Initially, it treats each node as a separate cluster. The algorithm then simulates random walks between nodes, using a process of multiplication and inflation to emphasize strongly connected clusters while ignoring weaker connections.
The result is a partition of the graph into clusters where nodes within the same cluster are more strongly connected to each other compared to nodes in different clusters.
Steps for Markov Clustering:
- Expand: Compute random walks.
- Inflate: Strengthen intra-cluster connections.
- Repeat until convergence.
Applications of Graph-Based Clustering
Graph clustering is commonly used in various domains, such as −
- Social Networks: Detecting user communities and recommending connections.
- Biological Networks: Identifying functional modules in protein interaction networks.

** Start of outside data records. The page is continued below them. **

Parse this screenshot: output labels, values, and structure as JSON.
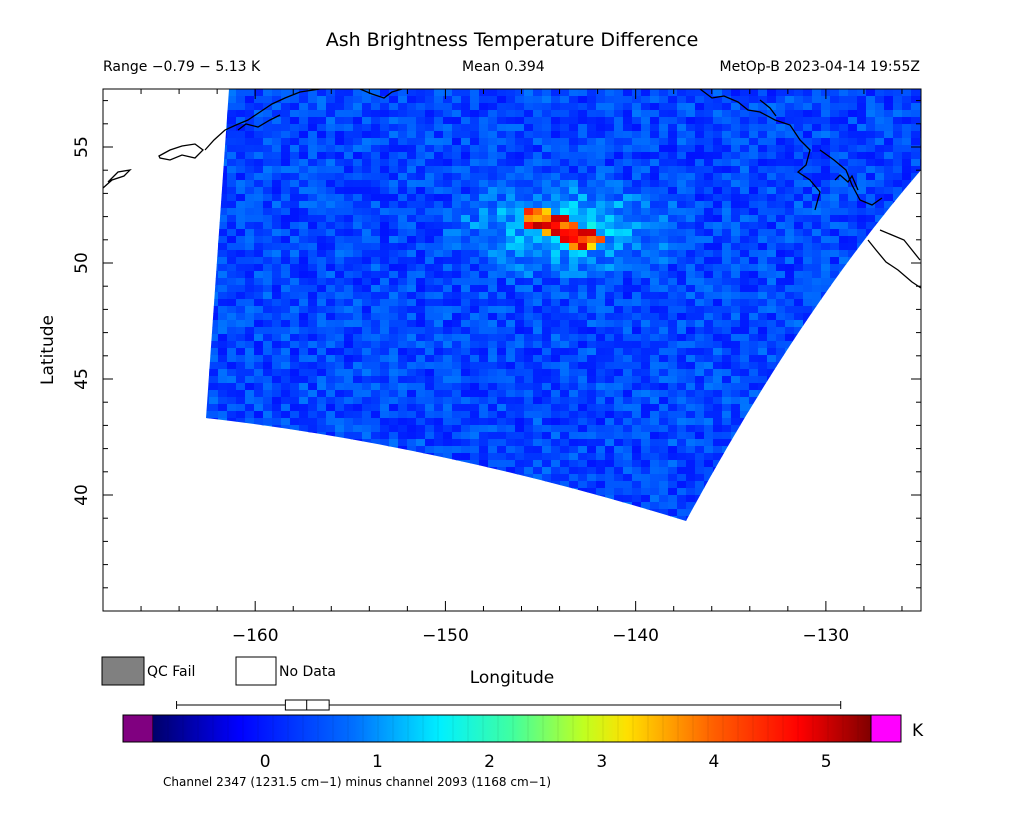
{
  "header": {
    "title": "Ash Brightness Temperature Difference",
    "range": "Range −0.79 − 5.13 K",
    "mean": "Mean 0.394",
    "satellite_time": "MetOp-B 2023-04-14 19:55Z"
  },
  "chart_data": {
    "type": "heatmap",
    "title": "Ash Brightness Temperature Difference",
    "xlabel": "Longitude",
    "ylabel": "Latitude",
    "xlim": [
      -168,
      -125
    ],
    "ylim": [
      35,
      57.5
    ],
    "x_ticks": [
      -160,
      -150,
      -140,
      -130
    ],
    "x_tick_labels": [
      "−160",
      "−150",
      "−140",
      "−130"
    ],
    "y_ticks": [
      40,
      45,
      50,
      55
    ],
    "y_tick_labels": [
      "40",
      "45",
      "50",
      "55"
    ],
    "value_range": [
      -0.79,
      5.13
    ],
    "mean": 0.394,
    "units": "K",
    "colorscale": "rainbow",
    "colorbar": {
      "min": -1.0,
      "max": 5.4,
      "ticks": [
        0,
        1,
        2,
        3,
        4,
        5
      ],
      "tick_labels": [
        "0",
        "1",
        "2",
        "3",
        "4",
        "5"
      ],
      "unit_label": "K",
      "underflow_color": "#800080",
      "overflow_color": "#ff00ff"
    },
    "boxplot": {
      "min": -0.79,
      "q1": 0.18,
      "median": 0.37,
      "q3": 0.57,
      "max": 5.13
    },
    "hotspot": {
      "lon_range": [
        -145.5,
        -142.5
      ],
      "lat_range": [
        50.8,
        52.5
      ],
      "peak": 5.13
    },
    "footer": "Channel 2347 (1231.5 cm−1) minus channel 2093 (1168 cm−1)",
    "legend": [
      {
        "label": "QC Fail",
        "color": "#808080"
      },
      {
        "label": "No Data",
        "color": "#ffffff"
      }
    ]
  }
}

- Fraud Detection: Finding suspicious groups in financial transactions.
- Document Clustering: Organizing text data into topic-based clusters.

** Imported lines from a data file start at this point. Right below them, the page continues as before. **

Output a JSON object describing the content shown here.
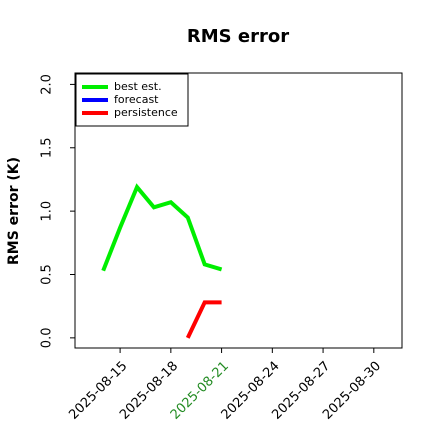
{
  "chart_data": {
    "type": "line",
    "title": "RMS error",
    "y_label": "RMS error (K)",
    "series": [
      {
        "name": "best est.",
        "color": "#00ee00",
        "x": [
          "2025-08-14",
          "2025-08-15",
          "2025-08-16",
          "2025-08-17",
          "2025-08-18",
          "2025-08-19",
          "2025-08-20",
          "2025-08-21"
        ],
        "values": [
          0.53,
          0.87,
          1.19,
          1.03,
          1.07,
          0.95,
          0.58,
          0.54
        ]
      },
      {
        "name": "forecast",
        "color": "#0000ff",
        "x": [],
        "values": []
      },
      {
        "name": "persistence",
        "color": "#ff0000",
        "x": [
          "2025-08-19",
          "2025-08-20",
          "2025-08-21"
        ],
        "values": [
          0.0,
          0.28,
          0.28
        ]
      }
    ],
    "xlim": [
      "2025-08-12T08:00",
      "2025-08-31T16:00"
    ],
    "xticks": [
      "2025-08-15",
      "2025-08-18",
      "2025-08-21",
      "2025-08-24",
      "2025-08-27",
      "2025-08-30"
    ],
    "highlight_tick": "2025-08-21",
    "highlight_color": "#228b22",
    "ylim": [
      -0.08,
      2.09
    ],
    "yticks": [
      0.0,
      0.5,
      1.0,
      1.5,
      2.0
    ],
    "legend": "upper left"
  }
}
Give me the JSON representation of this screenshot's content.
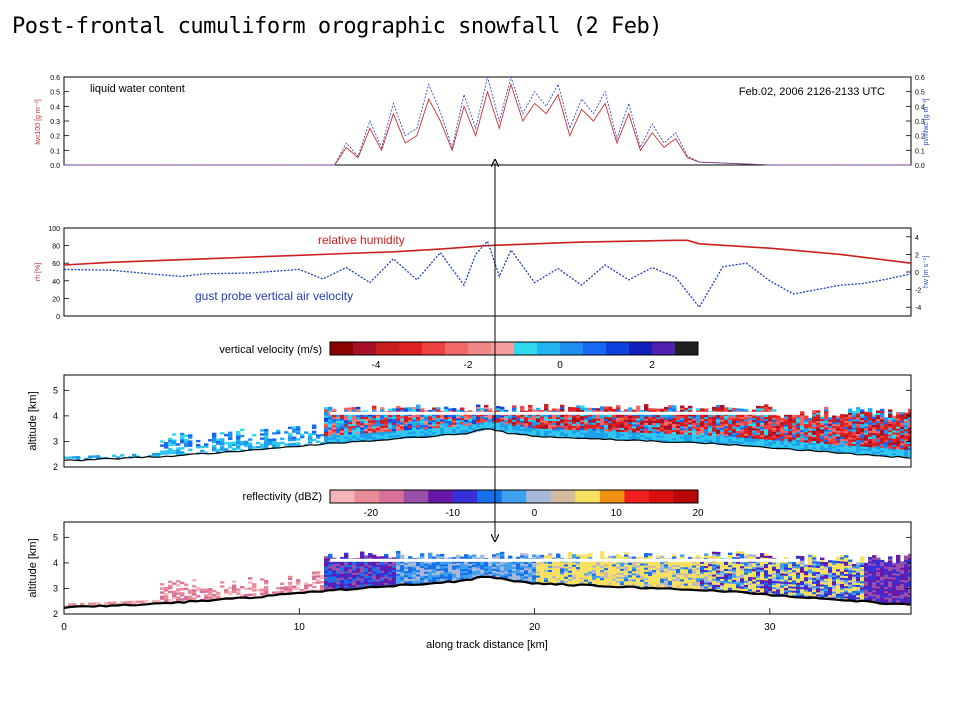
{
  "slide": {
    "title": "Post-frontal cumuliform orographic snowfall (2 Feb)"
  },
  "colors": {
    "lwc_series": "#d03030",
    "lwc_alt_series": "#3050d0",
    "rh_series": "#cc2020",
    "w_series": "#2040c0",
    "marker_arrow": "#000000"
  },
  "chart_data": [
    {
      "id": "lwc-panel",
      "type": "line",
      "annotation": "liquid water content",
      "timestamp": "Feb.02, 2006 2126-2133 UTC",
      "ylabel_left": "lwc100 [g m⁻³]",
      "ylabel_right": "pvmlwc [g m⁻³]",
      "xlim": [
        0,
        36
      ],
      "ylim": [
        0,
        0.6
      ],
      "yticks": [
        "0.0",
        "0.1",
        "0.2",
        "0.3",
        "0.4",
        "0.5",
        "0.6"
      ],
      "yticks_right": [
        "0.0",
        "0.1",
        "0.2",
        "0.3",
        "0.4",
        "0.5",
        "0.6"
      ],
      "series": [
        {
          "x": [
            0,
            5,
            10,
            11.5,
            12,
            12.5,
            13,
            13.5,
            14,
            14.5,
            15,
            15.5,
            16,
            16.5,
            17,
            17.5,
            18,
            18.5,
            19,
            19.5,
            20,
            20.5,
            21,
            21.5,
            22,
            22.5,
            23,
            23.5,
            24,
            24.5,
            25,
            25.5,
            26,
            26.5,
            27,
            30,
            36
          ],
          "values": [
            0,
            0,
            0,
            0,
            0.12,
            0.05,
            0.25,
            0.1,
            0.35,
            0.15,
            0.2,
            0.45,
            0.3,
            0.1,
            0.4,
            0.2,
            0.5,
            0.25,
            0.55,
            0.3,
            0.42,
            0.35,
            0.48,
            0.2,
            0.38,
            0.3,
            0.42,
            0.15,
            0.35,
            0.1,
            0.22,
            0.12,
            0.18,
            0.05,
            0.02,
            0,
            0
          ]
        },
        {
          "x": [
            0,
            5,
            10,
            11.5,
            12,
            12.5,
            13,
            13.5,
            14,
            14.5,
            15,
            15.5,
            16,
            16.5,
            17,
            17.5,
            18,
            18.5,
            19,
            19.5,
            20,
            20.5,
            21,
            21.5,
            22,
            22.5,
            23,
            23.5,
            24,
            24.5,
            25,
            25.5,
            26,
            26.5,
            27,
            30,
            36
          ],
          "values": [
            0,
            0,
            0,
            0,
            0.15,
            0.06,
            0.3,
            0.12,
            0.42,
            0.2,
            0.25,
            0.55,
            0.36,
            0.12,
            0.48,
            0.25,
            0.6,
            0.3,
            0.6,
            0.35,
            0.5,
            0.4,
            0.55,
            0.25,
            0.45,
            0.35,
            0.5,
            0.18,
            0.42,
            0.12,
            0.28,
            0.15,
            0.22,
            0.06,
            0.02,
            0,
            0
          ]
        }
      ]
    },
    {
      "id": "rh-w-panel",
      "type": "line",
      "ylabel_left": "rh [%]",
      "ylabel_right": "hw [m s⁻¹]",
      "xlim": [
        0,
        36
      ],
      "ylim": [
        0,
        100
      ],
      "ylim_right": [
        -5,
        5
      ],
      "yticks": [
        "0",
        "20",
        "40",
        "60",
        "80",
        "100"
      ],
      "yticks_right": [
        "-4",
        "-2",
        "0",
        "2",
        "4"
      ],
      "series": [
        {
          "name": "relative humidity",
          "x": [
            0,
            2,
            4,
            6,
            8,
            10,
            12,
            14,
            16,
            18,
            20,
            22,
            24,
            26,
            26.5,
            27,
            30,
            33,
            36
          ],
          "values": [
            58,
            61,
            63,
            65,
            67,
            69,
            71,
            73,
            76,
            80,
            82,
            84,
            85,
            86,
            86,
            82,
            77,
            70,
            60
          ]
        },
        {
          "name": "gust probe vertical air velocity",
          "x": [
            0,
            2,
            4,
            5,
            6,
            8,
            10,
            11,
            12,
            13,
            14,
            15,
            16,
            17,
            17.5,
            18,
            18.5,
            19,
            20,
            21,
            22,
            23,
            24,
            25,
            26,
            27,
            28,
            29,
            30,
            31,
            32,
            33,
            34,
            35,
            36
          ],
          "values": [
            0.3,
            0.2,
            -0.3,
            -0.5,
            -0.2,
            -0.1,
            0.3,
            -0.8,
            0.5,
            -1.2,
            1.5,
            -0.9,
            2.2,
            -1.5,
            2.0,
            3.5,
            -0.5,
            2.5,
            -1.2,
            0.4,
            -1.5,
            0.8,
            -0.9,
            0.5,
            -0.6,
            -4.0,
            0.6,
            1.0,
            -1.0,
            -2.5,
            -2.0,
            -1.5,
            -1.3,
            -0.8,
            -0.2
          ]
        }
      ]
    },
    {
      "id": "velocity-colorbar",
      "type": "heatmap",
      "label": "vertical velocity (m/s)",
      "range": [
        -5,
        3
      ],
      "ticks": [
        "-4",
        "-2",
        "0",
        "2"
      ],
      "tick_values": [
        -4,
        -2,
        0,
        2
      ],
      "colors": [
        "#8b0000",
        "#a8102a",
        "#c81e1e",
        "#e02020",
        "#ee4040",
        "#f06868",
        "#f08888",
        "#f4a0a0",
        "#30d8f0",
        "#20b4f0",
        "#2090f0",
        "#1868f0",
        "#1040e0",
        "#1020b8",
        "#5020b0",
        "#202020"
      ]
    },
    {
      "id": "velocity-radar-panel",
      "type": "heatmap",
      "ylabel": "altitude [km]",
      "xlim": [
        0,
        36
      ],
      "ylim": [
        2,
        5.6
      ],
      "yticks": [
        "2",
        "3",
        "4",
        "5"
      ],
      "surface": {
        "x": [
          0,
          4,
          8,
          11,
          14,
          17,
          18,
          19,
          20,
          24,
          28,
          30,
          33,
          36
        ],
        "values": [
          2.25,
          2.4,
          2.65,
          2.9,
          3.1,
          3.3,
          3.5,
          3.3,
          3.2,
          3.05,
          2.9,
          2.75,
          2.55,
          2.35
        ]
      }
    },
    {
      "id": "reflectivity-colorbar",
      "type": "heatmap",
      "label": "reflectivity (dBZ)",
      "range": [
        -25,
        20
      ],
      "ticks": [
        "-20",
        "-10",
        "0",
        "10",
        "20"
      ],
      "tick_values": [
        -20,
        -10,
        0,
        10,
        20
      ],
      "colors": [
        "#f4b4b8",
        "#e88c98",
        "#d8709c",
        "#9850a8",
        "#6818a8",
        "#3830d8",
        "#1870e8",
        "#40a0f0",
        "#a8b8d8",
        "#d4bca0",
        "#f8e060",
        "#f09010",
        "#f02020",
        "#d81010",
        "#b80808"
      ]
    },
    {
      "id": "reflectivity-radar-panel",
      "type": "heatmap",
      "ylabel": "altitude [km]",
      "xlabel": "along track distance [km]",
      "xlim": [
        0,
        36
      ],
      "ylim": [
        2,
        5.6
      ],
      "yticks": [
        "2",
        "3",
        "4",
        "5"
      ],
      "xticks": [
        "0",
        "10",
        "20",
        "30"
      ],
      "xtick_values": [
        0,
        10,
        20,
        30
      ],
      "surface": {
        "x": [
          0,
          4,
          8,
          11,
          14,
          17,
          18,
          19,
          20,
          24,
          28,
          30,
          33,
          36
        ],
        "values": [
          2.25,
          2.4,
          2.65,
          2.9,
          3.1,
          3.3,
          3.5,
          3.3,
          3.2,
          3.05,
          2.9,
          2.75,
          2.55,
          2.35
        ]
      }
    }
  ],
  "labels": {
    "panel1": "liquid water content",
    "panel1_time": "Feb.02, 2006 2126-2133 UTC",
    "rh": "relative humidity",
    "w": "gust probe vertical air velocity"
  }
}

Evaluating Graph Clustering Performance
To check how well clustering algorithms perform, we use different evaluation metrics:
- Modularity: Shows how well the graph is divided into communities, with higher values indicating better division.
- Normalized Mutual Information (NMI): Compares the similarity between the predicted clusters and the true clusters, with higher values meaning better matching.
- Silhouette Score: Measures how similar a node is to its own cluster compared to other clusters, with higher scores indicating better clustering.